Saya berhenti disini tepatnya pada bab satu buku untuk kemudian berpikir, oke, lalu dimana letak dongeng ketiga belasnya, rasanya saya kehilangan orientasi cerita pada saat membaca novel ini. Siapa pemeran utamanya dan judul ini menunjuk pada kisah siapa, bisa dibilang melelahkan membaca novel ini, karena seperti membaca kehidupan dua orang sekaligus. Apakah Margaret Lea atau Vida Winter yang menjadi tokoh utama. Pada akhirnya saya putuskan untuk melanjutkan membaca kelanjutan cerita dongeng ketiga belas ini untuk mencari tahu.
Dongeng ketiga belas saya temukan pada bab-bab selanjutnya, ketika Margaret Lea mulai mencari buku-buku karangan Vida Winter, dan dia menemukan buku ke-empat yang ditulis oleh Vida Winter yang berjudul Ketiga Belas Dongeng Perubahan dan Keputusasan. Namun anehnya dalam buku tersebut hanya berisi dua belas dongeng, aha … , dimana dongeng ketiga belasnya. Dalam edisi cetakan berikutnya buku tersebut direvisi menjadi Dongeng-Dongeng Perubahan dan Keputusasaan.Ternyata misteri tersebut mulai nampak dalam cerita yang berat dan melelahkan ini. Begitu juga dengan Margaret Lea yangmulai merasa tertarik untuk mencari tahu tentang kisah hidup Vida Winter. Maka mulailah kisah hidup Vida Winter bergulir menjadi beberapa tokoh dalam buku ini, yang diceritakan kembali oleh Vida Winter dan dituliskan oleh Margaret Lea, ah sungguh membingungkan …

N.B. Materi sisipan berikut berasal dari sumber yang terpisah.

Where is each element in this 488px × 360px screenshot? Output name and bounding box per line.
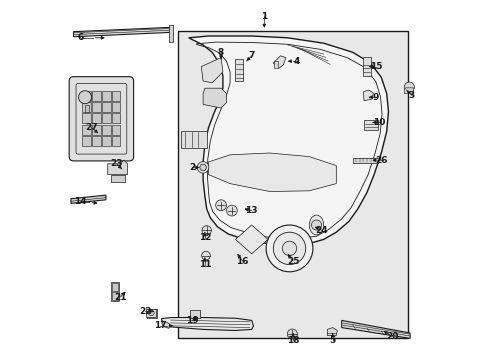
Text: 23: 23 bbox=[110, 159, 122, 168]
Circle shape bbox=[200, 164, 206, 171]
Polygon shape bbox=[168, 25, 173, 42]
Polygon shape bbox=[363, 90, 373, 101]
FancyBboxPatch shape bbox=[102, 91, 110, 101]
Text: 9: 9 bbox=[372, 93, 378, 102]
FancyBboxPatch shape bbox=[111, 102, 120, 112]
Polygon shape bbox=[326, 328, 337, 336]
Circle shape bbox=[282, 241, 296, 256]
FancyBboxPatch shape bbox=[82, 136, 91, 146]
Text: 17: 17 bbox=[153, 321, 166, 330]
FancyBboxPatch shape bbox=[85, 105, 89, 112]
FancyBboxPatch shape bbox=[362, 57, 370, 76]
FancyBboxPatch shape bbox=[82, 113, 91, 123]
Text: 4: 4 bbox=[293, 57, 299, 66]
Polygon shape bbox=[235, 225, 267, 254]
Circle shape bbox=[226, 205, 237, 216]
Text: 7: 7 bbox=[248, 51, 254, 60]
Circle shape bbox=[404, 82, 413, 92]
Polygon shape bbox=[203, 88, 226, 108]
Circle shape bbox=[215, 200, 226, 211]
Text: 3: 3 bbox=[408, 91, 414, 100]
FancyBboxPatch shape bbox=[235, 59, 243, 81]
Polygon shape bbox=[352, 158, 377, 163]
Circle shape bbox=[265, 225, 312, 272]
Text: 21: 21 bbox=[114, 292, 126, 302]
Circle shape bbox=[202, 226, 211, 235]
FancyBboxPatch shape bbox=[112, 283, 118, 291]
Circle shape bbox=[147, 310, 153, 316]
FancyBboxPatch shape bbox=[146, 309, 156, 317]
Text: 8: 8 bbox=[218, 48, 224, 57]
FancyBboxPatch shape bbox=[111, 282, 119, 301]
FancyBboxPatch shape bbox=[363, 120, 378, 130]
Circle shape bbox=[79, 91, 91, 104]
Polygon shape bbox=[188, 36, 387, 245]
Polygon shape bbox=[162, 321, 169, 328]
Text: 26: 26 bbox=[374, 156, 387, 165]
Polygon shape bbox=[201, 58, 223, 83]
FancyBboxPatch shape bbox=[92, 136, 101, 146]
Polygon shape bbox=[404, 88, 413, 94]
Text: 19: 19 bbox=[185, 316, 198, 325]
FancyBboxPatch shape bbox=[102, 102, 110, 112]
Circle shape bbox=[287, 329, 297, 339]
Circle shape bbox=[197, 162, 208, 173]
FancyBboxPatch shape bbox=[102, 136, 110, 146]
FancyBboxPatch shape bbox=[111, 125, 120, 135]
FancyBboxPatch shape bbox=[273, 61, 278, 68]
Polygon shape bbox=[341, 320, 409, 338]
FancyBboxPatch shape bbox=[178, 31, 407, 338]
FancyBboxPatch shape bbox=[111, 113, 120, 123]
Circle shape bbox=[201, 251, 210, 260]
Circle shape bbox=[273, 232, 305, 265]
Polygon shape bbox=[162, 318, 253, 330]
Text: 13: 13 bbox=[245, 206, 258, 215]
FancyBboxPatch shape bbox=[82, 91, 91, 101]
Polygon shape bbox=[181, 131, 206, 148]
FancyBboxPatch shape bbox=[112, 292, 118, 300]
Text: 22: 22 bbox=[139, 307, 151, 316]
Polygon shape bbox=[107, 160, 127, 175]
FancyBboxPatch shape bbox=[92, 91, 101, 101]
FancyBboxPatch shape bbox=[189, 310, 200, 318]
Text: 18: 18 bbox=[286, 336, 299, 345]
Ellipse shape bbox=[309, 215, 323, 235]
Polygon shape bbox=[273, 56, 285, 68]
FancyBboxPatch shape bbox=[92, 102, 101, 112]
Text: 10: 10 bbox=[372, 118, 385, 127]
FancyBboxPatch shape bbox=[146, 309, 157, 318]
Polygon shape bbox=[73, 27, 170, 37]
FancyBboxPatch shape bbox=[102, 125, 110, 135]
Text: 14: 14 bbox=[74, 197, 87, 206]
Text: 16: 16 bbox=[236, 256, 248, 265]
FancyBboxPatch shape bbox=[92, 113, 101, 123]
Text: 1: 1 bbox=[261, 12, 267, 21]
Polygon shape bbox=[208, 153, 336, 192]
FancyBboxPatch shape bbox=[82, 125, 91, 135]
FancyBboxPatch shape bbox=[111, 136, 120, 146]
Text: 20: 20 bbox=[385, 332, 397, 341]
FancyBboxPatch shape bbox=[102, 113, 110, 123]
FancyBboxPatch shape bbox=[92, 125, 101, 135]
Text: 11: 11 bbox=[198, 260, 211, 269]
Polygon shape bbox=[71, 195, 106, 203]
FancyBboxPatch shape bbox=[111, 91, 120, 101]
FancyBboxPatch shape bbox=[69, 77, 133, 161]
FancyBboxPatch shape bbox=[111, 175, 125, 182]
Text: 27: 27 bbox=[85, 123, 98, 132]
Text: 5: 5 bbox=[329, 336, 335, 345]
Circle shape bbox=[311, 220, 321, 230]
Text: 25: 25 bbox=[286, 256, 299, 265]
FancyBboxPatch shape bbox=[82, 102, 91, 112]
Text: 6: 6 bbox=[78, 33, 83, 42]
Text: 24: 24 bbox=[315, 226, 327, 235]
Circle shape bbox=[148, 310, 154, 316]
Text: 15: 15 bbox=[369, 62, 381, 71]
Text: 2: 2 bbox=[189, 163, 195, 172]
Text: 12: 12 bbox=[198, 233, 211, 242]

Awalnya ini bukan kisah hidup Vida Winter, tapi kisah hidup mereka para anggota keluarga Angelfield, Isabelle dan Charlie Angelfield, dua orang anak piatu yang kehilangan kasih sayang Ibu sejak masik belia. Dan kemudian berlanjut menjadi kisah Adeline dan Emmeline March dua orang anak kembar dari Isabelle Angelfield dengan seorang pemuda desa setempat, yang lagi-lagi bernasib sama dengan ibu mereka menjadi yatim piatu pada usia anak-anak. Hingga kisah itu menjadi kisah Vida Winter setelah penghuni rumah besar Angelfield satu demi satu telah tiada dan kebakaran besar merobohkan rumah besar Angelfield.

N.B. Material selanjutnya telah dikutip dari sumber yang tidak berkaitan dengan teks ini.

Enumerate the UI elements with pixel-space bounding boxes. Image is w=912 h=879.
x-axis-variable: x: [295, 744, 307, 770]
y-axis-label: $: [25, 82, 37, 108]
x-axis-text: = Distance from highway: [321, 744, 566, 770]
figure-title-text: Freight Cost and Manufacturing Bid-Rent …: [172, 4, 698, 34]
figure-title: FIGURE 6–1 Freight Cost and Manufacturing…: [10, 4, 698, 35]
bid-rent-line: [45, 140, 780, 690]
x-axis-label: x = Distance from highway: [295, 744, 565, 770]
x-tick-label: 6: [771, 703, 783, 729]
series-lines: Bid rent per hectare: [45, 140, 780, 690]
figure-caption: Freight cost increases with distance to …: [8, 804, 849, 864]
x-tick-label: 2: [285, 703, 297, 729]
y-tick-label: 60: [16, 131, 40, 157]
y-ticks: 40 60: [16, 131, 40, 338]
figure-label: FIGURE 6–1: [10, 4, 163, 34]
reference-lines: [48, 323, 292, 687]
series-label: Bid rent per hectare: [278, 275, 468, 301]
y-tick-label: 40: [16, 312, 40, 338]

Dulu dia (Vida Winter) dipanggil dengan nama Adeline March, salah satu dari kembar Angelfield, satu-satunya yang terlihat normal diantara para anggota keluarga Angelfield, walaupun para penggemarnya di seluruh dunia tidak pernah mengetahui kenyataan itu. Hanya pengacaranya yang tahu dan beberapa orang terdekatnya dan tentu saja Margaret Lea penulis biographynya. Namun benarkah bahwa itu adalah fakta sebenarnya, mengingat bahwa si penulis Vida Winter sangat pandai dalam membentuk suatu cerita dan hal tersebut telah diakuinya sendiri. Margaret Lea seorang penulis biography yang berpegang pada fakta melebur dalam cerita-cerita Vida Winter, berusaha mencari kebenaran, menemukan fakta-fakta yang tersembunyi dalam cerita-cerita yang menghipnotis, dan menyusuri kembali tempat-tempat masa lalu, hingga sebuah kebenaran terungkap di hadapannya. Tentang mereka yang dianggap sudah meninggal, tentang mereka yang dianggap tak pernah ada, dan tentang jati diri tulang belulang yang terkubur di bawah reruntuhan rumah Angelfield.
Sampai disini pertanyaan yang sama seperti pertama kali membaca buku ini kembali berputar dalam kepala saya, lalu dimana dongeng ketiga belasnya … dongeng yang seharusnya ada di tempat dia seharusnya berada, namun tidak ada.